Of the AV industry’s early breakthroughs, many have involved testing along fixed routes and in optimal weather conditions. But to achieve 99.9% reliability, it's estimated that autonomous driving systems will need 200 billion miles of autonomous driving data, accumulated in a variety of speeds, weather conditions and levels of traffic density. Developers are still a ways from reaching that point.

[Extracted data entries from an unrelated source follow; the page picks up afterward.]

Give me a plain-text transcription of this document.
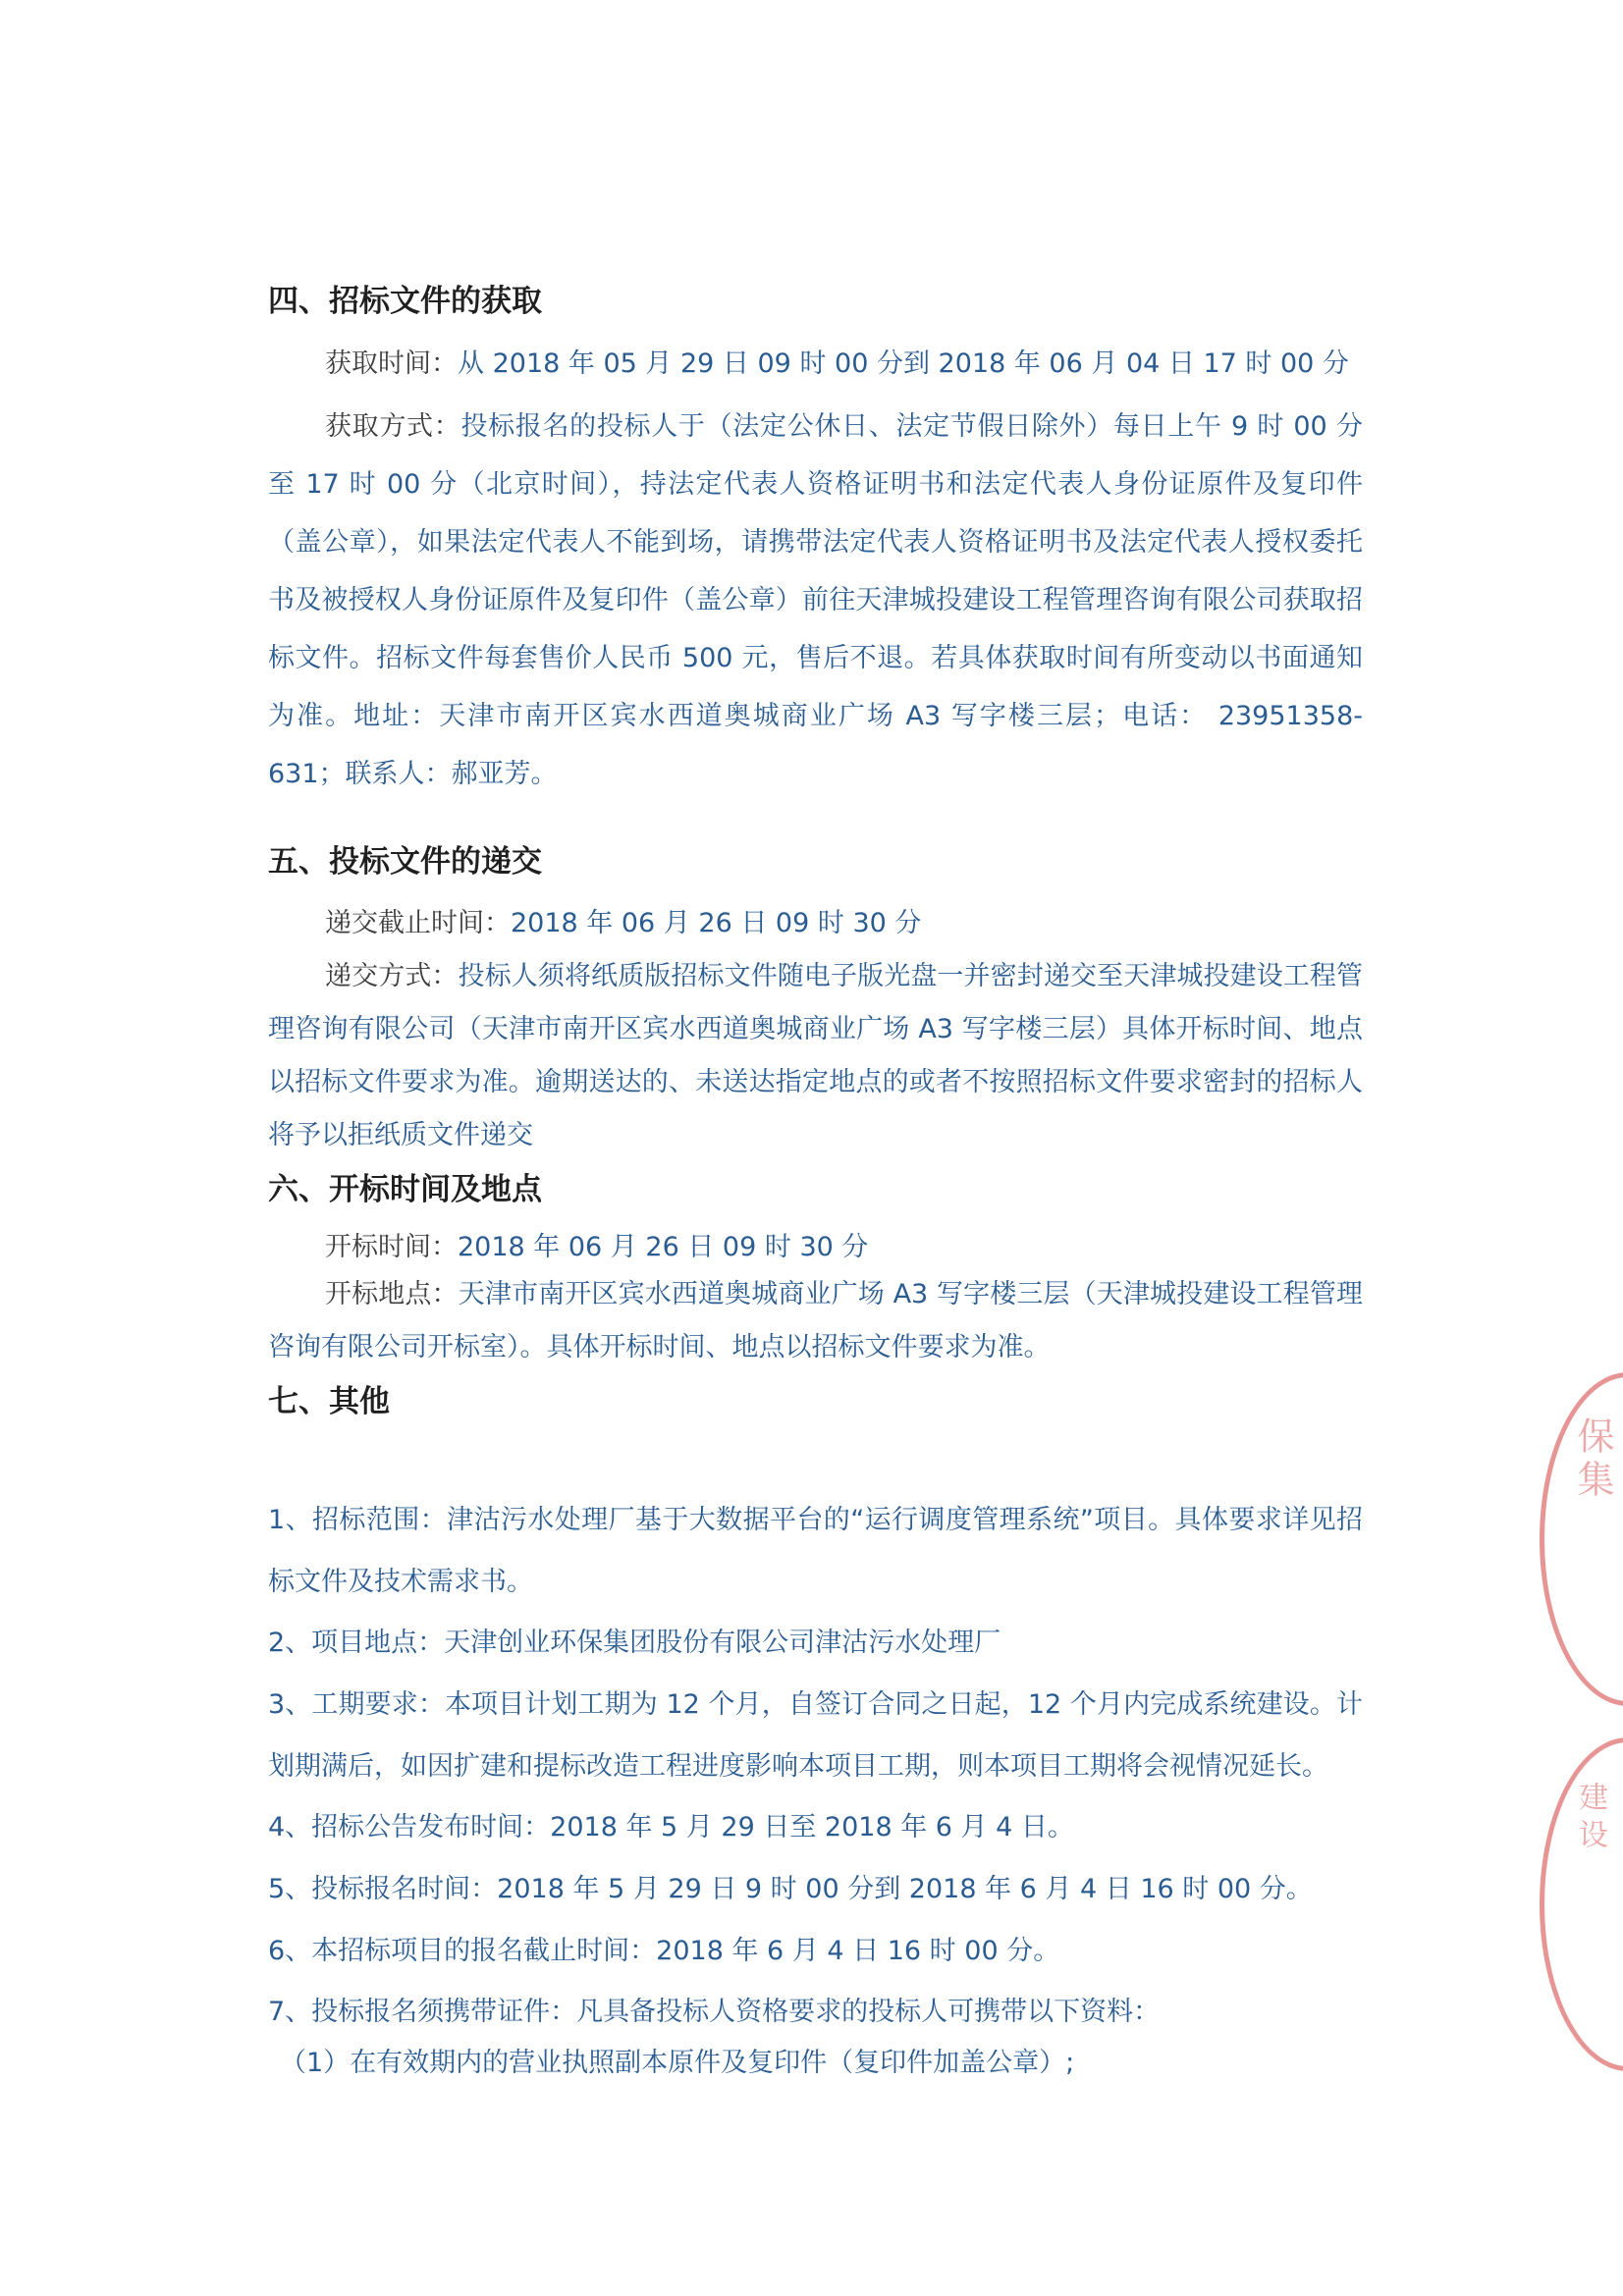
四、招标文件的获取

获取时间：从 2018 年 05 月 29 日 09 时 00 分到 2018 年 06 月 04 日 17 时 00 分

获取方式：投标报名的投标人于（法定公休日、法定节假日除外）每日上午 9 时 00 分至 17 时 00 分（北京时间），持法定代表人资格证明书和法定代表人身份证原件及复印件（盖公章），如果法定代表人不能到场，请携带法定代表人资格证明书及法定代表人授权委托书及被授权人身份证原件及复印件（盖公章）前往天津城投建设工程管理咨询有限公司获取招标文件。招标文件每套售价人民币 500 元，售后不退。若具体获取时间有所变动以书面通知为准。地址：天津市南开区宾水西道奥城商业广场 A3 写字楼三层；电话： 23951358-631；联系人：郝亚芳。

五、投标文件的递交

递交截止时间：2018 年 06 月 26 日 09 时 30 分

递交方式：投标人须将纸质版招标文件随电子版光盘一并密封递交至天津城投建设工程管理咨询有限公司（天津市南开区宾水西道奥城商业广场 A3 写字楼三层）具体开标时间、地点以招标文件要求为准。逾期送达的、未送达指定地点的或者不按照招标文件要求密封的招标人将予以拒纸质文件递交

六、开标时间及地点

开标时间：2018 年 06 月 26 日 09 时 30 分

开标地点：天津市南开区宾水西道奥城商业广场 A3 写字楼三层（天津城投建设工程管理咨询有限公司开标室）。具体开标时间、地点以招标文件要求为准。

七、其他

1、招标范围：津沽污水处理厂基于大数据平台的“运行调度管理系统”项目。具体要求详见招标文件及技术需求书。

2、项目地点：天津创业环保集团股份有限公司津沽污水处理厂

3、工期要求：本项目计划工期为 12 个月，自签订合同之日起，12 个月内完成系统建设。计划期满后，如因扩建和提标改造工程进度影响本项目工期，则本项目工期将会视情况延长。

4、招标公告发布时间：2018 年 5 月 29 日至 2018 年 6 月 4 日。

5、投标报名时间：2018 年 5 月 29 日 9 时 00 分到 2018 年 6 月 4 日 16 时 00 分。

6、本招标项目的报名截止时间：2018 年 6 月 4 日 16 时 00 分。

7、投标报名须携带证件：凡具备投标人资格要求的投标人可携带以下资料：

（1）在有效期内的营业执照副本原件及复印件（复印件加盖公章）;

保集
建设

Even still, key safety technologies are already improving safety and laying the groundwork for full autonomy:

  • Computer vision can gauge driver attention for handoff challenges with assisted driving systems.
  • Advancements in edge computing enable software-powered devices to collect, process and analyze data locally, without resorting to the cloud. Algorithms running on the device can perform critical functions, such as detecting driver distraction and other risks.
  • AI and deep learning technologies can assess road conditions, other road users and driver behavior, all of which can be used to power in-vehicle safety alerts.
  • It's still early for industry-wide data, but Nauto saw an average 54% drop in distraction among drivers during real-time interventions pilot program.

What's next: As roads come to host a combination of human-driven vehicles, assisted driving technology and first-wave AVs, understanding human driving behavior will be critical to ensuring that future vehicles with more advanced autonomy are equipped to handle the hybrid environment.

Jennifer Haroon is the COO of Nauto, an AI technology company.